3) For conventionally-fractionated lung treatments, planning is done using 4D CT and PET data, and patients are set up for daily treatments using kV-kV matching. For SBRT, set ups are done using cone-beam CT. “We also use weekly MV imaging to verify the ports for conventional 3D treatments,” Nurushev said. “It’s an added check for us.”
Clinical Training
One of the challenges in establishing an IGRT program at a large, multisite health system is clinician training. At HFHS, the physics and dosimetry teams trained the radiation therapists to read and evaluate images. “Many therapists were trained in film-based environments, and so were not used to looking at anatomy in three dimensions,” Nurushev said. “We spent the first few weeks with them, showing them how to do a manual image registration and compare that to an automatic one, to see which was better. We eventually dropped back to stand behind and support their efforts, until they could operate independently. They are empowered to stop a treatment if, after everything, they can’t get a good match.”
In addition, the physics staff has created detailed documentation in the form of brief, step-by-step guides with action criteria that specify the steps for different types of treatments.
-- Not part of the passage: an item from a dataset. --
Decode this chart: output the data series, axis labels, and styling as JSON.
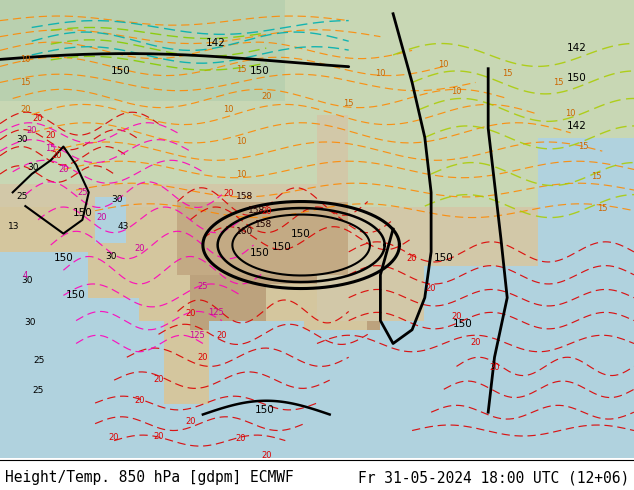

For example: therapists can go ahead and treat after making shifts up to one centimeter for breast cancer patients, but for prostate treatments, where the margins are only six millimeters, shifts larger than that must be checked by the physician.
Like Desjardins, Nurushev feels that the successful launch of an IGRT program requires internal “champions” to promote the project and overcome any aversion that the prospect of change might engender among busy clinicians. “You need the participation of your whole team to establish the most efficient protocols that do the best job of serving your patients,” he said.
“It’s a matter of getting motivated and making it happen,” Desjardins says. “That means
understanding the benefits to patients, and getting comfortable with making clinical judgments based on different kinds of image data. The rewards far outweigh the costs. IGRT can improve the quality of treatments. You’re able, for the first time, to see exactly what you’re treating, and based on our experience, you’ll never want to go back to treating without it. Members of our clinical staff now don’t feel comfortable delivering a treatment unless they use image guidance.”